Nonswelling macroporous synbeads for improved efficiency of solid-phase biotransformations.

An application of novel, highly porous nonswelling resins (Synbeads) for enzymatic catalysis on solid supports is reported. These new resins combine easy handling of the beads, chemical stability, improved accessibility of proteins and higher productivity relative to swelling polymers. The present study demonstrates that the resin porosity greatly affects the efficiency in solid-phase biotransformations and that Synbead resins are valuable alternatives to swelling polymers for solid-phase chemistry and biocatalysis. The present study investigates the influence of key parameters, such as porosity and reactive functional-group density, on the reaction efficiency.

A homology model of penicillin acylase from Alcaligenes faecalis and in silico evaluation of its selectivity.

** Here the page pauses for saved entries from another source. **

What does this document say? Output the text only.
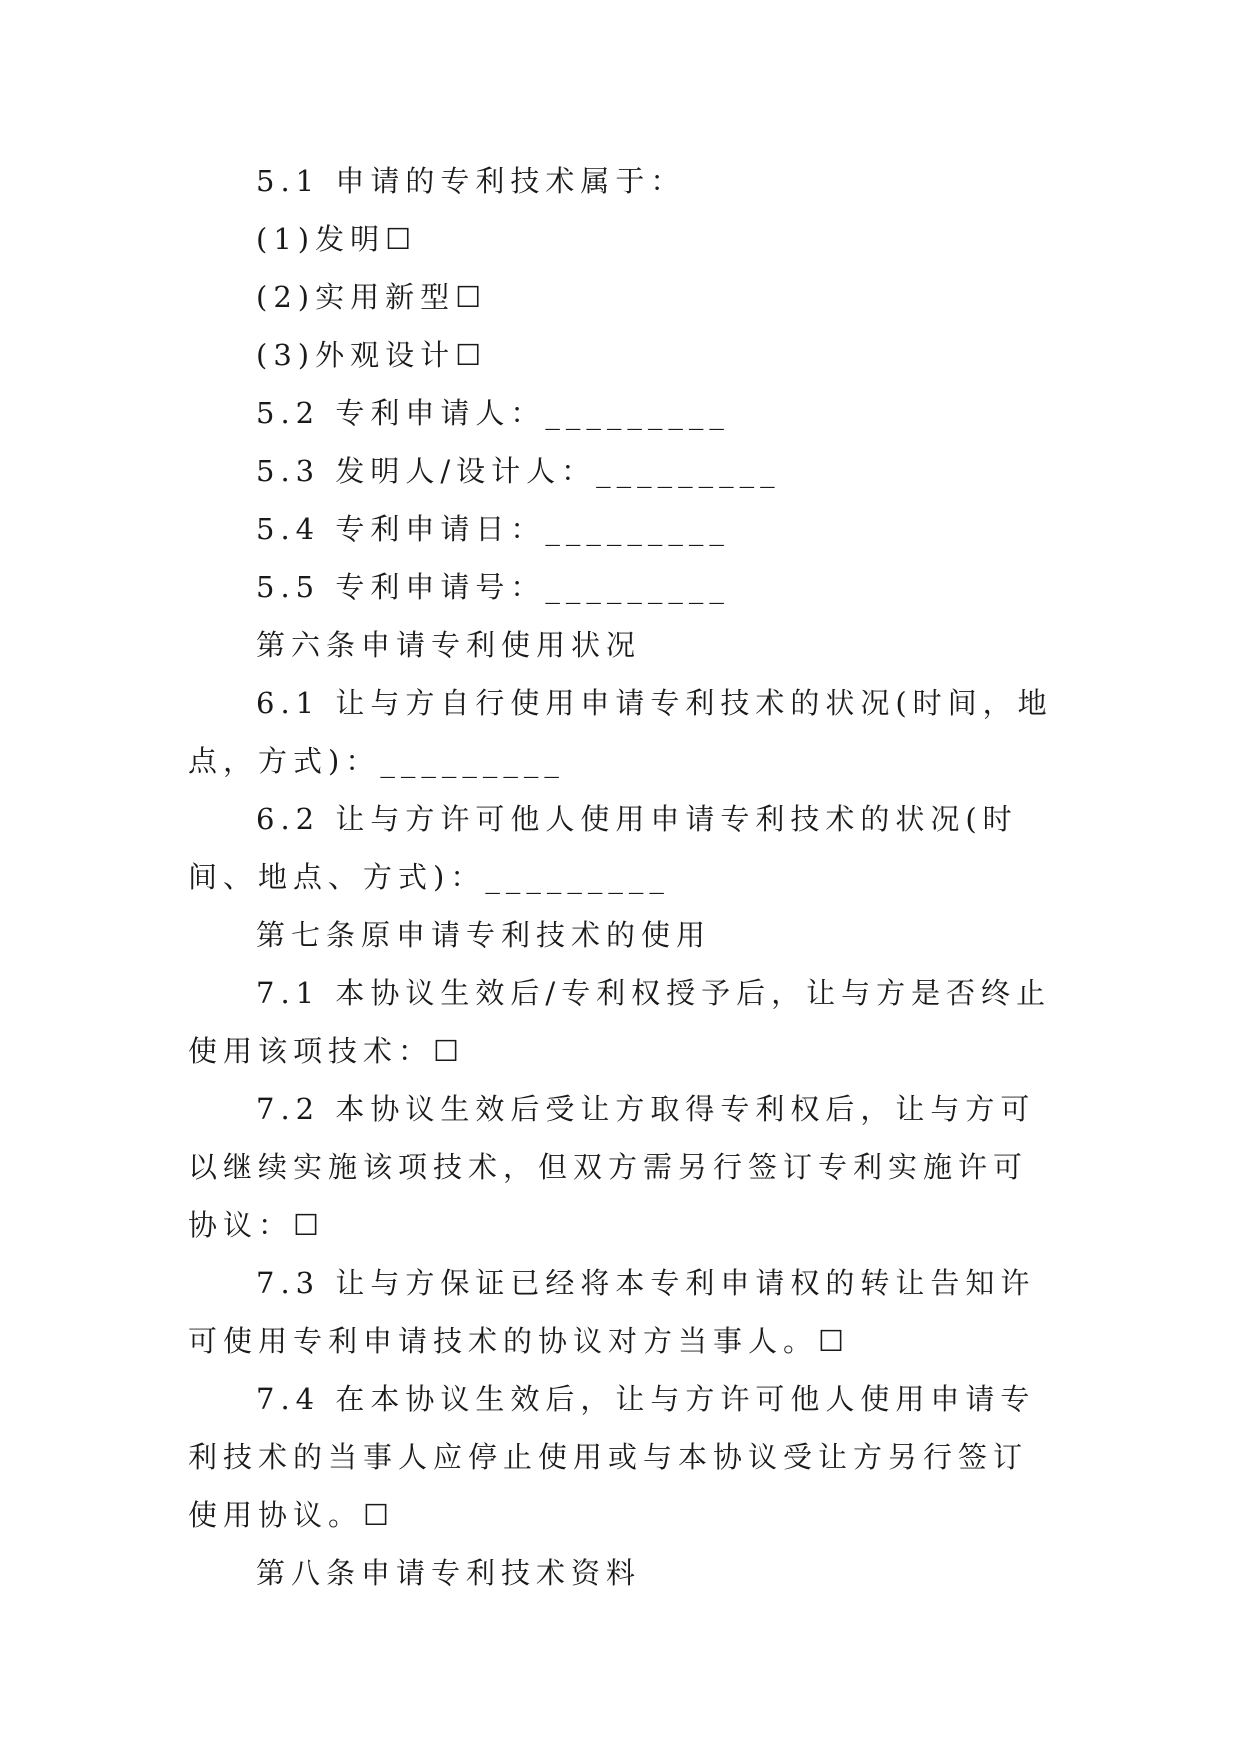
5.1 申请的专利技术属于：

(1)发明☐

(2)实用新型☐

(3)外观设计☐

5.2 专利申请人：_________

5.3 发明人/设计人：_________

5.4 专利申请日：_________

5.5 专利申请号：_________

第六条申请专利使用状况

6.1 让与方自行使用申请专利技术的状况(时间，地点，方式)：_________

6.2 让与方许可他人使用申请专利技术的状况(时间、地点、方式)：_________

第七条原申请专利技术的使用

7.1 本协议生效后/专利权授予后，让与方是否终止使用该项技术：☐

7.2 本协议生效后受让方取得专利权后，让与方可以继续实施该项技术，但双方需另行签订专利实施许可协议：☐

7.3 让与方保证已经将本专利申请权的转让告知许可使用专利申请技术的协议对方当事人。☐

7.4 在本协议生效后，让与方许可他人使用申请专利技术的当事人应停止使用或与本协议受让方另行签订使用协议。☐

第八条申请专利技术资料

A three-dimensional model of the relatively unknown penicillin acylase from Alcaligenes faecalis (PA-AF) was built up by means of homology modeling based on three different crystal structures of penicillin acylase from various sources. An in silico selectivity study was performed to compare this homology model to the structure of the Escherichia coli enzyme (PA-EC) in order to find any selectivity differences between the two enzymes. The program GRID was applied in combination with the principal component analysis technique to identify the regions of the active sites where the PAs potentially engage different interactions with ligands. These differences were further analyzed and confirmed by molecular docking simulations. The PA-AF homology model provided the structural basis for the explanation of the different enantioselectivities of the enzymes previously demonstrated experimentally and reported in the literature. Different substrate selectivities were also predicted for PA-AF compared to PA-EC. Since no crystallographic data are available for PA-AF to date, the three-dimensional homology model represents a useful and efficient tool for fully exploiting this attractive and efficient biocatalyst, particularly in enantioselective acylations of amines.

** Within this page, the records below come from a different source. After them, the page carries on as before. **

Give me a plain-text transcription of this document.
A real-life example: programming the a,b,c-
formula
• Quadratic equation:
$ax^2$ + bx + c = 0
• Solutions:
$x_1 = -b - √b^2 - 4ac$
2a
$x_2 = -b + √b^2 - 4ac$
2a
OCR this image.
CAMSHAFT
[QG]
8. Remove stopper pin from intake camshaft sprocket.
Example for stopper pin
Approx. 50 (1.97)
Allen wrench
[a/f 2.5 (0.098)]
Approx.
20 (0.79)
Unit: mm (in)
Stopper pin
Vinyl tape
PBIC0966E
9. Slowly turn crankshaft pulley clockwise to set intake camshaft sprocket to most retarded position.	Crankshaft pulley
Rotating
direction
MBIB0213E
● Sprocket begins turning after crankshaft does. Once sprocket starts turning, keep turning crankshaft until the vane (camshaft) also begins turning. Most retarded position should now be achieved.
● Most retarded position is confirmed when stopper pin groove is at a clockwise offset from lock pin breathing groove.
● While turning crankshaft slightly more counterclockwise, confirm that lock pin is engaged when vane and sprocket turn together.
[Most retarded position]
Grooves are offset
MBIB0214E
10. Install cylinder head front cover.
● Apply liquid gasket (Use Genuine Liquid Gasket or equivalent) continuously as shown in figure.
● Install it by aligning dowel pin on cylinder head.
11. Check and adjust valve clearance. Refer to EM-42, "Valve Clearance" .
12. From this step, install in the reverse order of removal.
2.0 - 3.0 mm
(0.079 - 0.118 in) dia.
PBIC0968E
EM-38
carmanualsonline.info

GRID/tetrahedral intermediate computational approach to the study of selectivity of penicillin G acylase in amide bond synthesis.

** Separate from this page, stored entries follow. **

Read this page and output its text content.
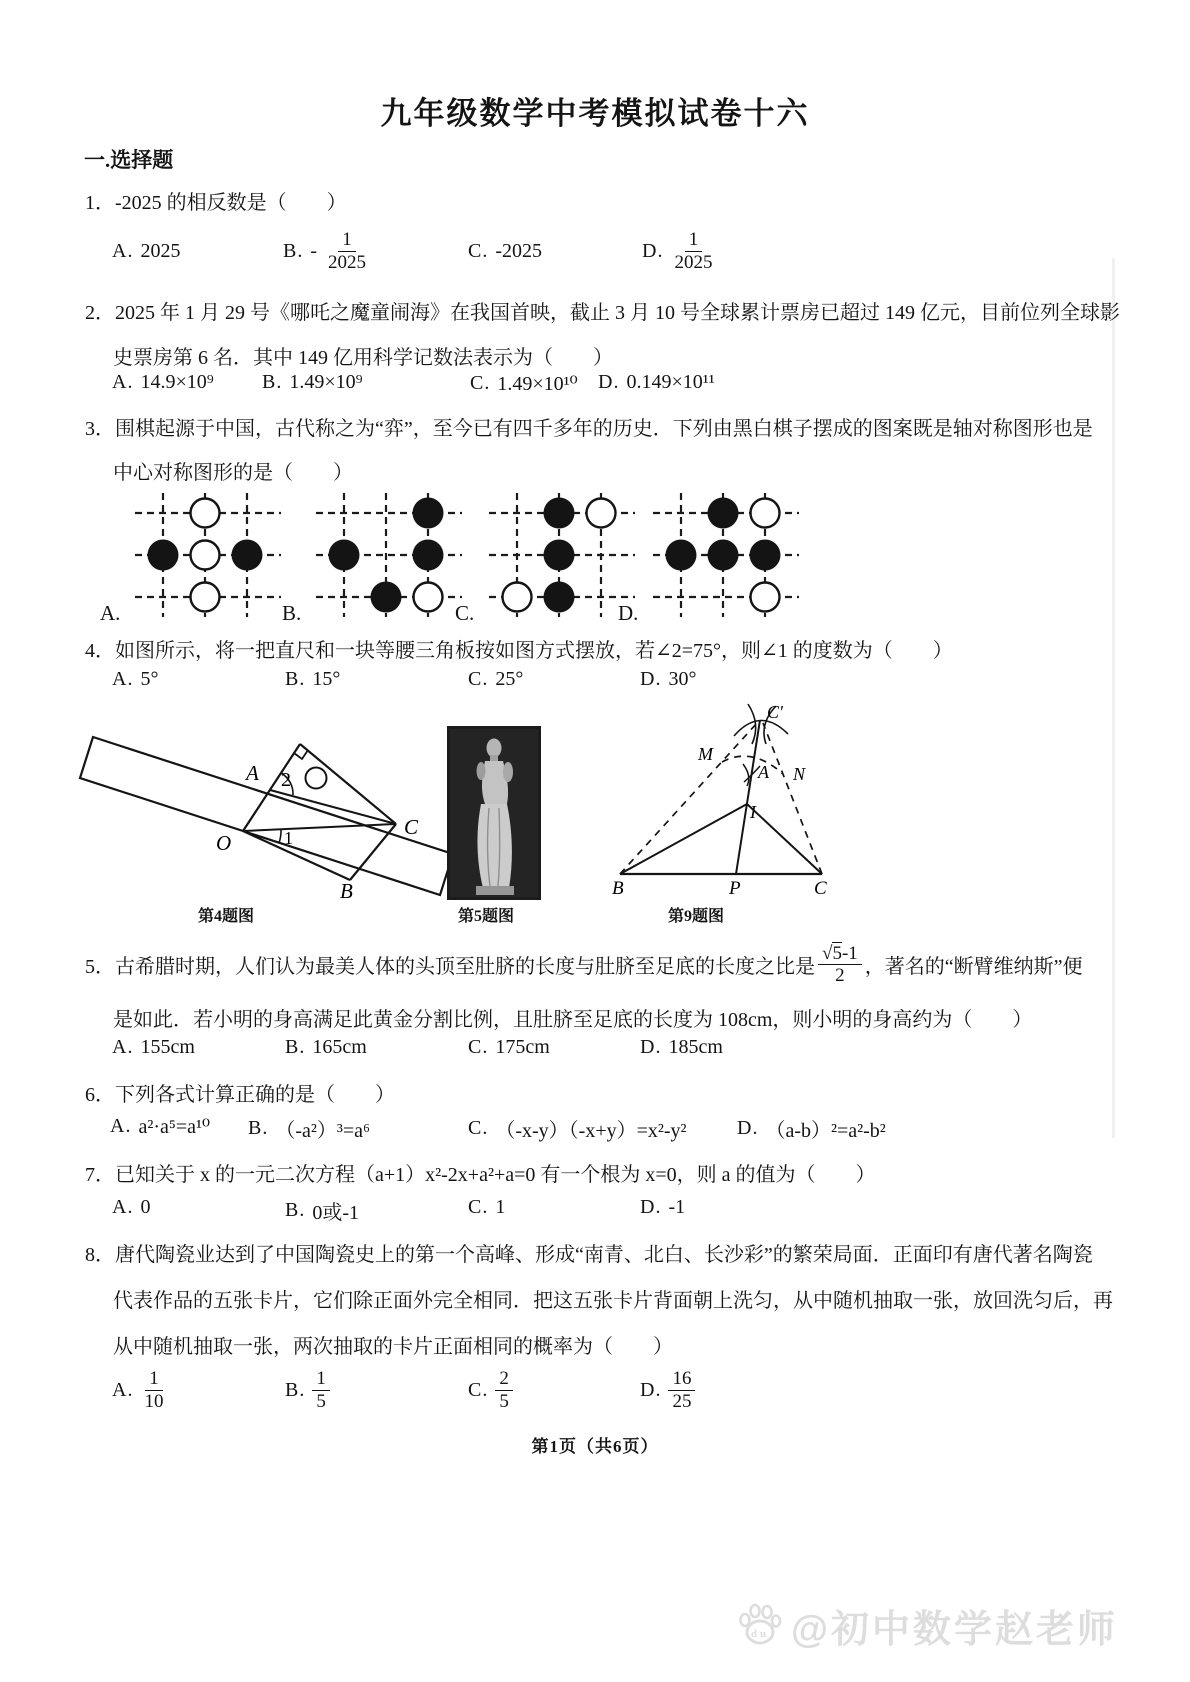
九年级数学中考模拟试卷十六
一.选择题
1．-2025 的相反数是（　　）
A. 2025	B. - $\frac{1}{2025}$	C. -2025	D. $\frac{1}{2025}$
2．2025 年 1 月 29 号《哪吒之魔童闹海》在我国首映，截止 3 月 10 号全球累计票房已超过 149 亿元，目前位列全球影
史票房第 6 名．其中 149 亿用科学记数法表示为（　　）
A. 14.9×10⁹ B. 1.49×10⁹	C. 1.49×10¹⁰ D. 0.149×10¹¹
3．围棋起源于中国，古代称之为“弈”，至今已有四千多年的历史．下列由黑白棋子摆成的图案既是轴对称图形也是
中心对称图形的是（　　）
A.	B.	C.	D.
4．如图所示，将一把直尺和一块等腰三角板按如图方式摆放，若∠2=75°，则∠1 的度数为（　　）
A. 5°	B. 15°	C. 25°	D. 30°
A 2
O	1	C
B
C′
M
N
A
I
B	P	C
第4题图	第5题图	第9题图
5．古希腊时期，人们认为最美人体的头顶至肚脐的长度与肚脐至足底的长度之比是 $\frac{√ 5 -1}{2}$ ，著名的“断臂维纳斯”便
是如此．若小明的身高满足此黄金分割比例，且肚脐至足底的长度为 108cm，则小明的身高约为（　　）
A. 155cm	B. 165cm	C. 175cm	D. 185cm
6．下列各式计算正确的是（　　）
A. a²·a⁵=a¹⁰ B. （-a²）³=a⁶	C. （-x-y）（-x+y）=x²-y²	D. （a-b）²=a²-b²
7．已知关于 x 的一元二次方程（a+1）x²-2x+a²+a=0 有一个根为 x=0，则 a 的值为（　　）
A. 0	B. 0或-1	C. 1	D. -1
8．唐代陶瓷业达到了中国陶瓷史上的第一个高峰、形成“南青、北白、长沙彩”的繁荣局面．正面印有唐代著名陶瓷
代表作品的五张卡片，它们除正面外完全相同．把这五张卡片背面朝上洗匀，从中随机抽取一张，放回洗匀后，再
从中随机抽取一张，两次抽取的卡片正面相同的概率为（　　）
A. $\frac{1}{10}$	B. $\frac{1}{5}$	C. $\frac{2}{5}$	D. $\frac{16}{25}$
第1页（共6页）
du @初中数学赵老师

Molecular modelling was used to investigate the catalytic site of penicillin G acylase (PGA) by building up a simple enzyme-ligand model able to describe and predict the enzyme selectivity. The investigation was based on a double computational approach: first, the GRID computational procedure was applied to gain a qualitative description of the chemical features of the PGA active site; second, a classical "transition state approach" was used to simulate the tetrahedral intermediates and to evaluate their energies. GRID calculations employed different probes which gave a complete description of the chemical interactions occurring upon binding of different ligands, thus indicating those structures having good affinity with the active site of the enzyme. Tetrahedral intermediates were constructed on the basis of GRID results and provided both geometrical features and energies of enzyme-substrate interaction. Such energies were compared to experimental kinetic data obtained in the enzymatic acylation of L-phenylglycine methyl ester using various methyl phenylacetate derivatives. The good agreement of computational results with experimental evidence demonstrates the validity of the model as a rapid and flexible tool to describe and predict the enzyme selectivity.